Os becos e vielas da Bahia estavam frios. Caia uma chuva fina e escorria pelas paredes de adobro da favela onde ele aprendeu a gostar das companhias de golo. Deixava o centro da cidade às cinco horas no fim do expediente da repartição e seguia à pé para o bairro do colega de truco para mais uma partida e mais um teco na pinga do bar do sô João. Perdia noites de sono naquela jogatina sem sentido e trabalhava muito pra tentar competir com Vera na arte de pôr mantimento em casa. Seus três filhos estudavam em escolas particulares e não estavam interessados em trabalhar por enquanto. Queriam viver do samba dos clubes baianos onde viveram grandes nomes e foram apresentados aos maiores sucessos das rádios brasileiras naquele tempo.
Seus filhos eram Eliomara, Edgar e Elyonara. Edgar sabe lhe dar com todos os instrumentos de percussão, em suas mãos qualquer caixa de fósforos era uma bateria completa, duas colheres e uma perna fazia o som se confundir com as castanholas da mais exímia bailarina espanhola. Pandeiro, agogô, afuxê e qualquer outro instrumento eram naturais em suas mãos e se algo não produzisse o som que ele queria, era inventado em poucos minutos.

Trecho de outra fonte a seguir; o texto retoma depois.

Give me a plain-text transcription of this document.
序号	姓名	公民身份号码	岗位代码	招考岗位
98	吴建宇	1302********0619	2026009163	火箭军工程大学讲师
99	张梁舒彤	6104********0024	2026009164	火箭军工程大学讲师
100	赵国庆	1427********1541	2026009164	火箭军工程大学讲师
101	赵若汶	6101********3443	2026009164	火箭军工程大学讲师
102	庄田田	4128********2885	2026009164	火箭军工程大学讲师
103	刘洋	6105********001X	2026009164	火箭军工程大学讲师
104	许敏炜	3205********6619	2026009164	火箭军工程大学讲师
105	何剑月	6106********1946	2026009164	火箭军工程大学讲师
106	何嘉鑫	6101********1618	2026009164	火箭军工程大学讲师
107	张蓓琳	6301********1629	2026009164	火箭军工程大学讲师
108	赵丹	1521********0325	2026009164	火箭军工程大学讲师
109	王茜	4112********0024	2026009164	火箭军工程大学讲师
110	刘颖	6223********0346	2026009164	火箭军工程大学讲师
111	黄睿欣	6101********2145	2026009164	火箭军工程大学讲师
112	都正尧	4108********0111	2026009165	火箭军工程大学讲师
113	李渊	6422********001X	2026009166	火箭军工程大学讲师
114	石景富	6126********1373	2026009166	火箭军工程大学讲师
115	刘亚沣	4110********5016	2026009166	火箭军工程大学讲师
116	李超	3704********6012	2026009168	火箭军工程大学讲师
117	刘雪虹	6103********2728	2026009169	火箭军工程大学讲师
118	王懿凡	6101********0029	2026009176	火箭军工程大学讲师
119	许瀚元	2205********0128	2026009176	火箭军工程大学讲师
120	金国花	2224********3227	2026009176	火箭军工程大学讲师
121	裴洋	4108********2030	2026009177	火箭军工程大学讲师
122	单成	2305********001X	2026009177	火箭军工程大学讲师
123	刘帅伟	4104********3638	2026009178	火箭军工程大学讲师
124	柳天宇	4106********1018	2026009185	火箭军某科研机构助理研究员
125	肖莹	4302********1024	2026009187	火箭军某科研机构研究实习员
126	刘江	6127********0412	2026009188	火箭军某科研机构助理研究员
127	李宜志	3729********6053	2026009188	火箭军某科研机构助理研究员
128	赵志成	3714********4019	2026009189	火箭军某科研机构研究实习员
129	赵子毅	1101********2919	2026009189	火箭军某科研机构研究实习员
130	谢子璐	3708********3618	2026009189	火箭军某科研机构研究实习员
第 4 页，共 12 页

Eliomara, mulher de pernas grossas, pele bronzeada nas praias de Salvador. Cintura fina sobre ancas avolumadas, seios fartos apontando sempre duas horas, cabelos cacheados negros emoldurando uma boca carnuda debaixo de um nariz pequenino plantado bem entre duas jabuticabas negras no lugar dos olhos. Quando abre a boca pra cantar, sua voz soa como a voz e uma sereia que encanta o mais experimentado dos marinheiros.
Elyonara fazia quatorze anos quando o pai veio a falecer na boca da favela, tonto feito gambá, vomitando sangue e magro feito um bicho do mato preso na gaiola.
Elyonara é uma boneca que faz o piano chorar e o violão suspirar as mais belas canções feitas de notas indeléveis e de acordes perfeitamente dissonantes e o samba não era mais somente um batuque feito de negros e pobres, era uma música fina, erudita, pronta para as câmaras e os teatros dos grã-finos e gringos. Cedo alguns compositores se apaixonaram pela voz de fada aveludada e sedosa ao mesmo tempo. Sucessos gravados para eternizar o sobrenome de sô Zerô.
Enquanto Eder Márcio fazia a corte para Vera, uma música fazia a trilha sonora de um romance baiano duradouro e tolerante, era mesma que estava tocando baixinho do outro lado da favela, enquanto um surdo descia zurrando o seu caixão morro abaixo até o seu enterro, funesto cortejo ao som de um bumbo que chora o seu som oco e reverbera a despedida de Sô Zerô, o baiano que deu ao mundo as mais belas vozes femininas para a música da Bahia nos anos trinta e quarenta. Anos em que mulher não podia ser cantora porque era pejorativo. Mulher tinha de ser educada para ser boa dona de casa, como Vera era.
Música para enterrar Sô Zerô. Eder Márcio da Costa e Silva. Agora sim, zerô, Eder. Zerado. Fecha a conta e passa a régua. Aumenta o volume desse som triste das vielas, da favela, amigos de copo e de trabalho. Zerado.